My sons do not want to exercise their constitutional rights at the next election, and nothing I have said so far has changed that view. They both have views on politics, understand that it affects their lives, follow current affairs and have a reasonable grasp of the battle for universal suffrage. They both say that their reluctance to vote is not about apathy; they point to the Scottish Independence referendum and say that, if they really thought their vote would change something then they, like young people North of the border, would vote.
Their reasons differ in places, overlap in others.
One of them feels ill-equipped to vote. He is concerned that he does not know enough about politics and economics. He is worried that he might vote for the *wrong* person or party, and that, in doing so he might be responsible for the *wrong* person or party gaining power and somehow, personally be responsible for all the ills the country suffers as a consequence. This seems to me to be a fundamental failure to understand maths and statistics, or to grasp the principle of a collective voice. He merges the kind of magical thinking which allows people to play the lottery, combined with a lack of confidence in his own judgement.
Is that my fault? Recently he raised with me the letter sent to Muslim leaders in the wake of the Charlie Hebdo murders. He wondered why any politician would think that was a useful or right thing to do. “It isn’t,” I explained. “It’s dog-whistle politics.” He looked confused. “The letter was addressed to Muslim leaders, but the message was meant to be heard by UKIP supporters and possibly the Jewish community. Those are the votes the letter was chasing. If you really wanted support from Muslim leaders on tackling radicalisation, that is not the way to get it”. Have I made it all seem too difficult and sly?
I remember as a teenager feeling excluded and ignorant when I didn’t get the in-jokes and references in Private Eye. But there was a counter-balance to that; I learned about politics from music and programmes like Spitting Image and Not the Nine O’Clock News. It was accessible, funny and illuminating; clever, without being “clever, clever” or smug. Last week’s Rory Bremner show was the first time I have heard someone impersonate David Cameron. Ever. Which other PM can you say that about? Perhaps his lack of confidence isn’t all my fault.
There are issues he cares about and does understand. Those are the issues he should focus on when deciding who to vote for. If it is important to him, then by making them his deciding factor he moves them up the political agenda in a small, personal way. I point him toward the grey vote, who do vote and so have power. Look at the difference between the ending of universal child benefit and the preservation of winter fuel benefit, I say. And not voting does not absolve him of responsibility for the future of his country. Not voting still has an impact and can still change political outcomes.
His brother, by contrast, believes that the system is corrupt to its core and that everyone should refuse to vote, swiftly followed by revolution, where, think, he would like Anonymous to take charge of everything, everywhere. He speaks of broken promises – university tuition fees; of corporate lobbyists and the power of money – the banks, HSBC and the privatisation of the NHS; of the cost of housing, low pay and inequality. And he seems resigned to the idea that this is how it is and always will be.
He doesn’t want to hear that the 5 pillars of the welfare state were political creations, within his grandfather’s lifetime.
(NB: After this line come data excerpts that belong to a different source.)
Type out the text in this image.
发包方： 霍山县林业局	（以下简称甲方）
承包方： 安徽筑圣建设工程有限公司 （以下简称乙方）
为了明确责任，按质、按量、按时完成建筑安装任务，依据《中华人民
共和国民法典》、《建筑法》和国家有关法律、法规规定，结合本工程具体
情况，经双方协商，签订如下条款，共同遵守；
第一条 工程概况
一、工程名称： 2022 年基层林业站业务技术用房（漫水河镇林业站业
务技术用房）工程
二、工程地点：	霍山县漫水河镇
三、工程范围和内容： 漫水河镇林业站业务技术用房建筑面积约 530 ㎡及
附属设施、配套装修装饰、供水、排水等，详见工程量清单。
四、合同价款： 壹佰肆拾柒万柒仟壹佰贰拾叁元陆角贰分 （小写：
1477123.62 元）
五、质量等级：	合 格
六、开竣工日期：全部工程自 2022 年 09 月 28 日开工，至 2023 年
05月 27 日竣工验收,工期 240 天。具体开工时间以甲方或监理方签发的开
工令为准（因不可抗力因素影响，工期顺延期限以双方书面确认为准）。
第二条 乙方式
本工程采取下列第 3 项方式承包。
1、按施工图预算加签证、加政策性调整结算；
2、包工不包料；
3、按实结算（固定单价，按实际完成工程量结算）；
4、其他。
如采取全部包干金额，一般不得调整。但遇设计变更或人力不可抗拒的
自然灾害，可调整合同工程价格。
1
Politics can change things. No-one has given him a vision, a positive ideal he wants to vote for. A couple of years ago my sons told me that, apart from them and a neighbour’s daughter, all of their childhood friends were either in university or in prison. And yes, they recognised that the student fees marches and the Summer riots had skewed the picture somewhat, but still this represents a massive political failure.
There is a passion and a force to his views which I think can be harnessed, for cynicism only comes from broken idealism.
I am not against direct action, but my son cannot tell me what he sees coming after the revolution. If you reject democracy, you are left with a dictatorship. I point him towards Tony Benn’s 5 questions for people with power:
What power do you have?
Where did you get it from?
In whose interests do you use it?
To whom are you accountable?
How do we get rid of you?
And he has no answer, he doesn’t want to think about the question, because all he sees is the entrenched power governing his life today.
I put the question out on Twitter and here are some of the crowd-sourced replies I’ve received.
@brokenbarnet supported direct action “get hold of them by the scruff of the neck & march them to the polling station, under maternal supervision, backed up by threats”. But also “ask them if they want to help people suffering under the current regime.” and “point out that people who say they don’t do politics have politics done to them.”
@sophiewarnes said “I vote partly out of respect for those who died for it and partly because (and it took me a long while to realise it) the political is personal, and politics governs everything you value.”
& @adamnieman said “Maybe tell them: not turning up says to politicians: do whatever you want. Spoiling your slip says: none of you are good enough.”
Feel free to offer more advice here, or knock on the door & canvass them.